Hi, I want to diff 2 rendered versions of tiptap jsons,like green highlight for inserted and red for deleted contents like (snapshot-compare)extension in tiptap pro.This has to work with custom nodes also.Sharing my ideas to approach this:
Traverse both documents - The obvious way is to use some diffing library like diff-match-patch , json-diff or something to obtain text differences,but handling structural differences like complete node deletions/insertions are very tricky and difficult especially for documents with custom nodes and to make highlights,we need to wrap insertions/deletions with marks,which should be accurate and shouldnt break the json structure(making invalid tiptap json)
Comparing rendered HTML - This is kinda unreliable way ,but it works for some cases. The approach is to get rendered HTML for 2 versions and use a npm package for diffing it. But the issues are dynamic content not rendered,different screensize issues,etc..

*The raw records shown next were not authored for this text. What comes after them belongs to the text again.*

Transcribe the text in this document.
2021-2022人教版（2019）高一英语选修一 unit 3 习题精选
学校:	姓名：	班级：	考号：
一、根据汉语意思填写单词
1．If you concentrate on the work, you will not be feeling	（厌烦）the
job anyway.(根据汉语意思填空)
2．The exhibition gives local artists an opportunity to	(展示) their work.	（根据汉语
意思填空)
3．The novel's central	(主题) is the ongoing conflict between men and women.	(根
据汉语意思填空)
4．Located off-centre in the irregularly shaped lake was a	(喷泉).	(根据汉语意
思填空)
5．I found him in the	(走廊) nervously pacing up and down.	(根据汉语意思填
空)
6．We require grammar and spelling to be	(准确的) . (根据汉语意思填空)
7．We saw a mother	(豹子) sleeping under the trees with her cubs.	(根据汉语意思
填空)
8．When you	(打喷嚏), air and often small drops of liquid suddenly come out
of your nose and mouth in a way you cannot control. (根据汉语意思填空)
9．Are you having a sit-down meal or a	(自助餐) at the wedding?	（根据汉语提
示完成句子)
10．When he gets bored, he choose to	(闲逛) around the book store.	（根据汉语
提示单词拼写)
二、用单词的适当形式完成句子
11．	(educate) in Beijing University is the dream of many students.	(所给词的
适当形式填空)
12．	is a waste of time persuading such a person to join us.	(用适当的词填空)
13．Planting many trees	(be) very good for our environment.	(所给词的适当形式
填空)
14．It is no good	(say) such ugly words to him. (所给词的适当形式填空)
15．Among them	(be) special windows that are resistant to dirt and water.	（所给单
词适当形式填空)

Wrap insertions/deletions with Marks - This approach is to intercept transactions and wrap them with marks(green for insertions and red for deletions) ,we can capture deletions by invertStep() but the tricky part is with cursor misalignment and ghost nodes.lets assume that we can calculate cursor positions by getting deletedNode size and some offsets,but the main problem is during editing i dont wanna show deleted content with red background as it would be a bad user experience so lets use Display:none for parsing marks with delete tag,but for some cases like listItems,the content is acutally there (since marks is just kinda styling),so even though nothing is in the editor visually through css,the editor sees the content as present through json and wont let me delete the bullet,hence im getting empty bullet,and also some text nodes
@marijn and any other experts in here,How shall i approach this problem.another idea is get mappings and content through prosemirror-changeset and map them at end,but the offsets may differ as the document content is changed.Please share your solutions.

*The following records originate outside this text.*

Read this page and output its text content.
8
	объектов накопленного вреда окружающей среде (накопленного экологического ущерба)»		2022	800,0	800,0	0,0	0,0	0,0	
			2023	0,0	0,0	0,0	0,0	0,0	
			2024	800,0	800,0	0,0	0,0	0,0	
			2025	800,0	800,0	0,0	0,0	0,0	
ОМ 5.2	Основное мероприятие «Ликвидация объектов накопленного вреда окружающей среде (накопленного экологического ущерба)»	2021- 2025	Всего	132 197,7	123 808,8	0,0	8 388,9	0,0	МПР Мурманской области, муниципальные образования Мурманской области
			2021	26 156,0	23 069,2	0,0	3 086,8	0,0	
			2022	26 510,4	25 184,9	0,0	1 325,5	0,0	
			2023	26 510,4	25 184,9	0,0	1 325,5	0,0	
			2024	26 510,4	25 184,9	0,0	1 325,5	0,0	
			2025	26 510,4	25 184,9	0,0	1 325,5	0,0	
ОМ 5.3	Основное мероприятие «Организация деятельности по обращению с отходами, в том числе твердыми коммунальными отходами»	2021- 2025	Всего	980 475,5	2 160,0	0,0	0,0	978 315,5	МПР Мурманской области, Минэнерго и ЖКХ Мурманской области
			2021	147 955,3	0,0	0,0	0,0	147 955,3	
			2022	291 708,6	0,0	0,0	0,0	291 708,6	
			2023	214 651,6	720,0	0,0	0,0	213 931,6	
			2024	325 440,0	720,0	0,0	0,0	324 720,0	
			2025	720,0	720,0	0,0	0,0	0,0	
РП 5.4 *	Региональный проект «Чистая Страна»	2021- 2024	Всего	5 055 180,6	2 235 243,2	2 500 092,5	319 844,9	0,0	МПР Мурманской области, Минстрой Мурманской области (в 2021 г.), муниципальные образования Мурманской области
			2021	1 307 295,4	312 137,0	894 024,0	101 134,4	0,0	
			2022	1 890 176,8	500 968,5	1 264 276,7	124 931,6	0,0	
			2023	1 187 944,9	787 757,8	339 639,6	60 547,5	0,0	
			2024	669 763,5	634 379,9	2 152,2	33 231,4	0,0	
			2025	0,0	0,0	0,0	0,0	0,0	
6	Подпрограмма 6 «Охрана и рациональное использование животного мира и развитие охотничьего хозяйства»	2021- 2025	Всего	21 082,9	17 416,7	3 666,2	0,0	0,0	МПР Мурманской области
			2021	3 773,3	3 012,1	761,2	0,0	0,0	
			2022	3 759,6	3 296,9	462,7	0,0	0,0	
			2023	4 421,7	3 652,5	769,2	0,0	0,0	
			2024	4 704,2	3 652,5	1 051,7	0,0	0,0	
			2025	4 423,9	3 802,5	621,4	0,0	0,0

We create a custom text representation from the prosemirror document, use git to find the differences and then visualize this as another prosemirror document. Works quite well.
Thanks for the response, it is possible through normalization and diffing, even i’ve tried normalizing my document into markdown, create html of 2 verisons and diff them using a npm package, it went well.But the goal is to maintain the structure as it is,for simple documents,these approaches will be fine,but i have custom nodes and re-structuring plain text back to custom nodes seems not practical!
Thanks though!
Hey @madhan! Did you have any luck on finding a solution for this? This would help me immensely as well since I’m stuck in the same situation and want to know if there is a solution you found
yeah, if your schema includes basic nodes like heading,paragrah,table,etc.. you can actually parse 2 documents which you wanna compare as html then diff them (preferably node-htmldiff) which wraps them with ins,del tags and you can use them to highlight the changes visually
Hey there i was tried two approaches one is position based that won’t work because positions are keep drifting so i choosed one more approach which is hybrid approach when comes to inline difffing for paragraph and heading i used normal diffring when comes to complex i chooosed node based diffing so for that i used align blocks using AST + LCS and apply inline diffs only to safe text blocks (`paragraph`, `heading`). All other nodes render as node-level replace but but i’m currently searching new approach why because user won’t satisfying with this when comes to complex changing we are showing the entire node block as red and along with new node block also green it seems too much red flag in some cases right like when comes to changes callout and card and accordion and table our hybrid won’t work so i’m currently looking new approaches if anyone know please drop the solution i searched lot but i couldn’t find
I actually kinda accomplished what i needed. i used a similar approach like AST like. what i did was actually traverse recursively into content and use diff-match-patch for marks. For non-text nodes i marked them (adding a attr wherever i needed) so that in my renderer i can make use of that. that way even for minor changes in components like table, callout and all, i was able to only show diff on acutal content instead of entirely marking one with red with old content and a green one with new content. Hope this gives you the overall picture!
Yeah thanks man we got it working with a per node mapping strategy too.
Same idea overall, but we added LCS pairing so nodes align correctly first.
Then we run inline diffs inside matched blocks (text + callout/card/accordion).
Non text nodes fall back in a structured way, not full red/green blocks.
Hey madhan my approach was working good madhan but the problem we’ve implemented some custom blocs callout and cards and accordion and columns as well like notion editor but my diffing approach also working fine but the real problem arises with title madhan i couldn’t show the inline diff for the title that’s the main concern last time i used input for title so for that prosemirror schema won’t understand input things i was changed to like normal dom still i couldn’t show the difference madhan if you don’t mind i need your help madhan
If this is gonna be a view-only editor, like to preview changes, you can use a text-diffing tool like diff-match-patch to diff and wrap them with ins/del html tags and add according css.